Today is the day of my funeral, and I see people in black, crying. I hate seeing people crying. I looked in my coffin and I saw my corpse with my teddy and blanket. There were pictures of me, my family and friends. Once everyone was finished saying goodbye to me for the last time, they closed the coffin and started bringing me to the grave. I still saw people crying. I want them to know that I'm happy and safe with no pain.
I finished watching my funeral and look up to where I've been living for the past three days. Heaven. I look around and saw two people that I looked like. They were my real parents. They told me that my guardians didn't want me when they died in a car crash, so they gave me to Mrs. Smith and told her that they were my real parents. I've been growing up listening to a lie. Feeling like no one wanted me because my parents didn't.
It's been two years since I died and everyone seems to be living normally. Mrs. Smith looks happier. She looks like she's living back to the way she used to.
Sabrina looks like she's found a new best friend. I think that her name is Melissa. I'm glad but she still cries sometimes. She cries mostly on my anniversaries.

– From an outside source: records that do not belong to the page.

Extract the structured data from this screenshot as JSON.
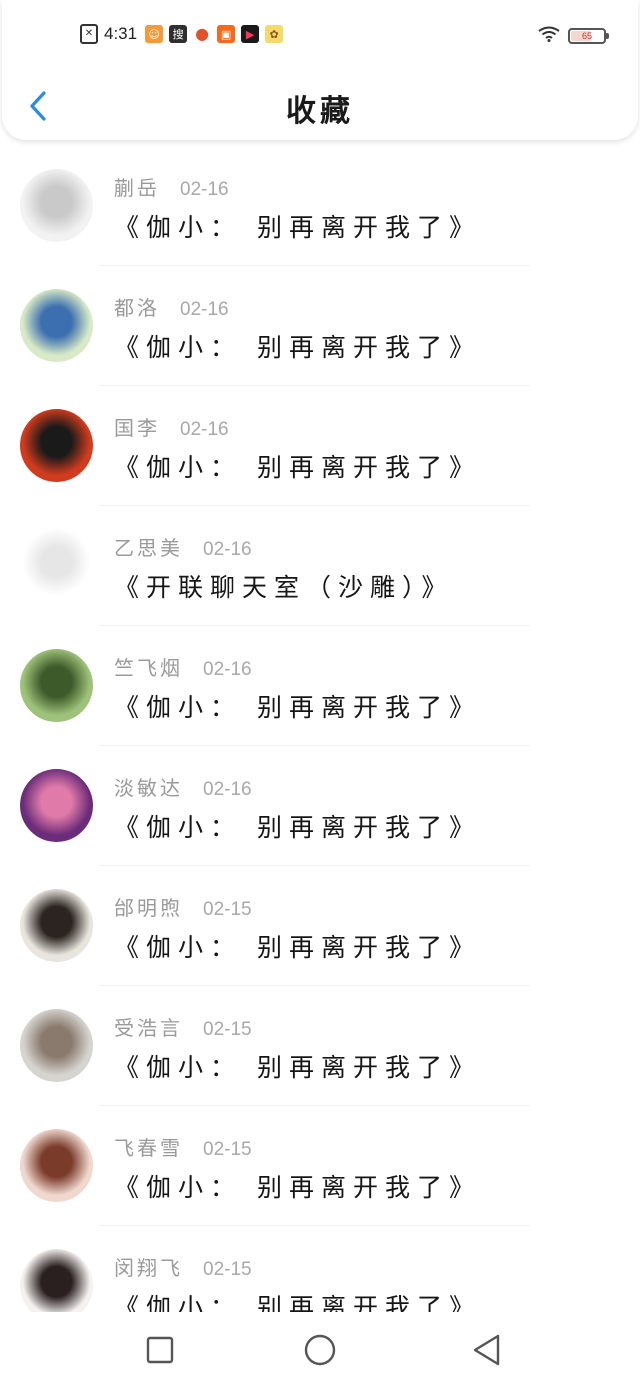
{
  "status_bar": {
    "time": "4:31",
    "sou_icon_label": "搜",
    "battery_level": 65,
    "battery_text": "65"
  },
  "header": {
    "title": "收藏"
  },
  "favorites": [
    {
      "name": "蒯岳",
      "date": "02-16",
      "message": "《伽小： 别再离开我了》",
      "avatar_colors": [
        "#f2f2f2",
        "#c9c9c9"
      ]
    },
    {
      "name": "都洛",
      "date": "02-16",
      "message": "《伽小： 别再离开我了》",
      "avatar_colors": [
        "#d7e9c6",
        "#3b6fb0"
      ]
    },
    {
      "name": "国李",
      "date": "02-16",
      "message": "《伽小： 别再离开我了》",
      "avatar_colors": [
        "#d23c1e",
        "#1a1a1a"
      ]
    },
    {
      "name": "乙思美",
      "date": "02-16",
      "message": "《开联聊天室（沙雕）》",
      "avatar_colors": [
        "#ffffff",
        "#e6e6e6"
      ]
    },
    {
      "name": "竺飞烟",
      "date": "02-16",
      "message": "《伽小： 别再离开我了》",
      "avatar_colors": [
        "#9ec27a",
        "#3d5a2a"
      ]
    },
    {
      "name": "淡敏达",
      "date": "02-16",
      "message": "《伽小： 别再离开我了》",
      "avatar_colors": [
        "#6b2c7a",
        "#e07aa8"
      ]
    },
    {
      "name": "邰明煦",
      "date": "02-15",
      "message": "《伽小： 别再离开我了》",
      "avatar_colors": [
        "#e8e4de",
        "#2b2420"
      ]
    },
    {
      "name": "受浩言",
      "date": "02-15",
      "message": "《伽小： 别再离开我了》",
      "avatar_colors": [
        "#d6d4cf",
        "#8a7a6e"
      ]
    },
    {
      "name": "飞春雪",
      "date": "02-15",
      "message": "《伽小： 别再离开我了》",
      "avatar_colors": [
        "#f0d8cf",
        "#7a3b2a"
      ]
    },
    {
      "name": "闵翔飞",
      "date": "02-15",
      "message": "《伽小： 别再离开我了》",
      "avatar_colors": [
        "#f4f1ef",
        "#2a2020"
      ]
    }
  ],
  "colors": {
    "accent": "#2a8be8",
    "name_gray": "#9a9a9a",
    "message_black": "#161616"
  }
}
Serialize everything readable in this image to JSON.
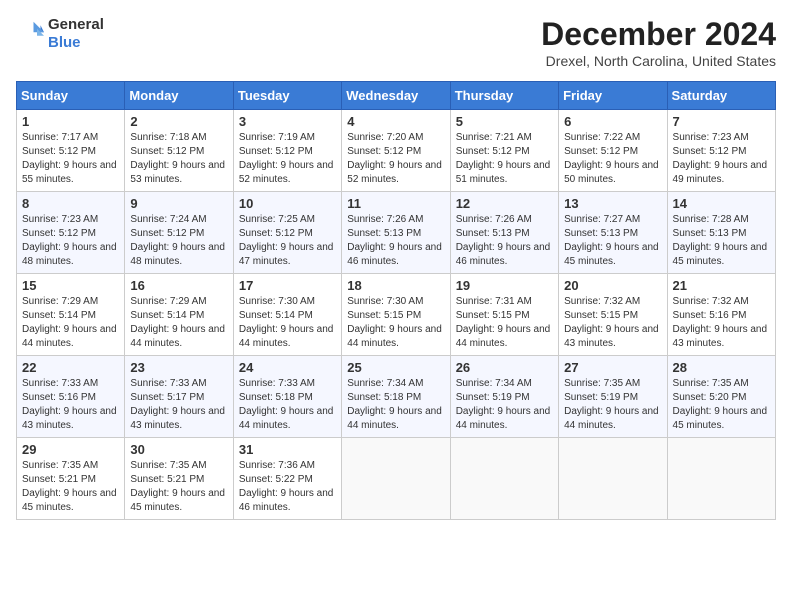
{
  "header": {
    "logo_line1": "General",
    "logo_line2": "Blue",
    "month": "December 2024",
    "location": "Drexel, North Carolina, United States"
  },
  "columns": [
    "Sunday",
    "Monday",
    "Tuesday",
    "Wednesday",
    "Thursday",
    "Friday",
    "Saturday"
  ],
  "weeks": [
    [
      {
        "day": 1,
        "sunrise": "Sunrise: 7:17 AM",
        "sunset": "Sunset: 5:12 PM",
        "daylight": "Daylight: 9 hours and 55 minutes."
      },
      {
        "day": 2,
        "sunrise": "Sunrise: 7:18 AM",
        "sunset": "Sunset: 5:12 PM",
        "daylight": "Daylight: 9 hours and 53 minutes."
      },
      {
        "day": 3,
        "sunrise": "Sunrise: 7:19 AM",
        "sunset": "Sunset: 5:12 PM",
        "daylight": "Daylight: 9 hours and 52 minutes."
      },
      {
        "day": 4,
        "sunrise": "Sunrise: 7:20 AM",
        "sunset": "Sunset: 5:12 PM",
        "daylight": "Daylight: 9 hours and 52 minutes."
      },
      {
        "day": 5,
        "sunrise": "Sunrise: 7:21 AM",
        "sunset": "Sunset: 5:12 PM",
        "daylight": "Daylight: 9 hours and 51 minutes."
      },
      {
        "day": 6,
        "sunrise": "Sunrise: 7:22 AM",
        "sunset": "Sunset: 5:12 PM",
        "daylight": "Daylight: 9 hours and 50 minutes."
      },
      {
        "day": 7,
        "sunrise": "Sunrise: 7:23 AM",
        "sunset": "Sunset: 5:12 PM",
        "daylight": "Daylight: 9 hours and 49 minutes."
      }
    ],
    [
      {
        "day": 8,
        "sunrise": "Sunrise: 7:23 AM",
        "sunset": "Sunset: 5:12 PM",
        "daylight": "Daylight: 9 hours and 48 minutes."
      },
      {
        "day": 9,
        "sunrise": "Sunrise: 7:24 AM",
        "sunset": "Sunset: 5:12 PM",
        "daylight": "Daylight: 9 hours and 48 minutes."
      },
      {
        "day": 10,
        "sunrise": "Sunrise: 7:25 AM",
        "sunset": "Sunset: 5:12 PM",
        "daylight": "Daylight: 9 hours and 47 minutes."
      },
      {
        "day": 11,
        "sunrise": "Sunrise: 7:26 AM",
        "sunset": "Sunset: 5:13 PM",
        "daylight": "Daylight: 9 hours and 46 minutes."
      },
      {
        "day": 12,
        "sunrise": "Sunrise: 7:26 AM",
        "sunset": "Sunset: 5:13 PM",
        "daylight": "Daylight: 9 hours and 46 minutes."
      },
      {
        "day": 13,
        "sunrise": "Sunrise: 7:27 AM",
        "sunset": "Sunset: 5:13 PM",
        "daylight": "Daylight: 9 hours and 45 minutes."
      },
      {
        "day": 14,
        "sunrise": "Sunrise: 7:28 AM",
        "sunset": "Sunset: 5:13 PM",
        "daylight": "Daylight: 9 hours and 45 minutes."
      }
    ],
    [
      {
        "day": 15,
        "sunrise": "Sunrise: 7:29 AM",
        "sunset": "Sunset: 5:14 PM",
        "daylight": "Daylight: 9 hours and 44 minutes."
      },
      {
        "day": 16,
        "sunrise": "Sunrise: 7:29 AM",
        "sunset": "Sunset: 5:14 PM",
        "daylight": "Daylight: 9 hours and 44 minutes."
      },
      {
        "day": 17,
        "sunrise": "Sunrise: 7:30 AM",
        "sunset": "Sunset: 5:14 PM",
        "daylight": "Daylight: 9 hours and 44 minutes."
      },
      {
        "day": 18,
        "sunrise": "Sunrise: 7:30 AM",
        "sunset": "Sunset: 5:15 PM",
        "daylight": "Daylight: 9 hours and 44 minutes."
      },
      {
        "day": 19,
        "sunrise": "Sunrise: 7:31 AM",
        "sunset": "Sunset: 5:15 PM",
        "daylight": "Daylight: 9 hours and 44 minutes."
      },
      {
        "day": 20,
        "sunrise": "Sunrise: 7:32 AM",
        "sunset": "Sunset: 5:15 PM",
        "daylight": "Daylight: 9 hours and 43 minutes."
      },
      {
        "day": 21,
        "sunrise": "Sunrise: 7:32 AM",
        "sunset": "Sunset: 5:16 PM",
        "daylight": "Daylight: 9 hours and 43 minutes."
      }
    ],
    [
      {
        "day": 22,
        "sunrise": "Sunrise: 7:33 AM",
        "sunset": "Sunset: 5:16 PM",
        "daylight": "Daylight: 9 hours and 43 minutes."
      },
      {
        "day": 23,
        "sunrise": "Sunrise: 7:33 AM",
        "sunset": "Sunset: 5:17 PM",
        "daylight": "Daylight: 9 hours and 43 minutes."
      },
      {
        "day": 24,
        "sunrise": "Sunrise: 7:33 AM",
        "sunset": "Sunset: 5:18 PM",
        "daylight": "Daylight: 9 hours and 44 minutes."
      },
      {
        "day": 25,
        "sunrise": "Sunrise: 7:34 AM",
        "sunset": "Sunset: 5:18 PM",
        "daylight": "Daylight: 9 hours and 44 minutes."
      },
      {
        "day": 26,
        "sunrise": "Sunrise: 7:34 AM",
        "sunset": "Sunset: 5:19 PM",
        "daylight": "Daylight: 9 hours and 44 minutes."
      },
      {
        "day": 27,
        "sunrise": "Sunrise: 7:35 AM",
        "sunset": "Sunset: 5:19 PM",
        "daylight": "Daylight: 9 hours and 44 minutes."
      },
      {
        "day": 28,
        "sunrise": "Sunrise: 7:35 AM",
        "sunset": "Sunset: 5:20 PM",
        "daylight": "Daylight: 9 hours and 45 minutes."
      }
    ],
    [
      {
        "day": 29,
        "sunrise": "Sunrise: 7:35 AM",
        "sunset": "Sunset: 5:21 PM",
        "daylight": "Daylight: 9 hours and 45 minutes."
      },
      {
        "day": 30,
        "sunrise": "Sunrise: 7:35 AM",
        "sunset": "Sunset: 5:21 PM",
        "daylight": "Daylight: 9 hours and 45 minutes."
      },
      {
        "day": 31,
        "sunrise": "Sunrise: 7:36 AM",
        "sunset": "Sunset: 5:22 PM",
        "daylight": "Daylight: 9 hours and 46 minutes."
      },
      null,
      null,
      null,
      null
    ]
  ]
}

Now Edward and Bella Cullen, the parents that I grew up with. They've gotten better since I left, which is good. They've gone back to the orphanage and adopted a twin brother and sister. I think their names are Mathew and Michelle. Michelle has my old room and Edward changed the guest room into a bedroom for Mathew.
Me, I see both my mothers and fathers everyday. I just hope that one pair of parents knows that. I miss them dearly and they'll always be the best part of my ten year old life.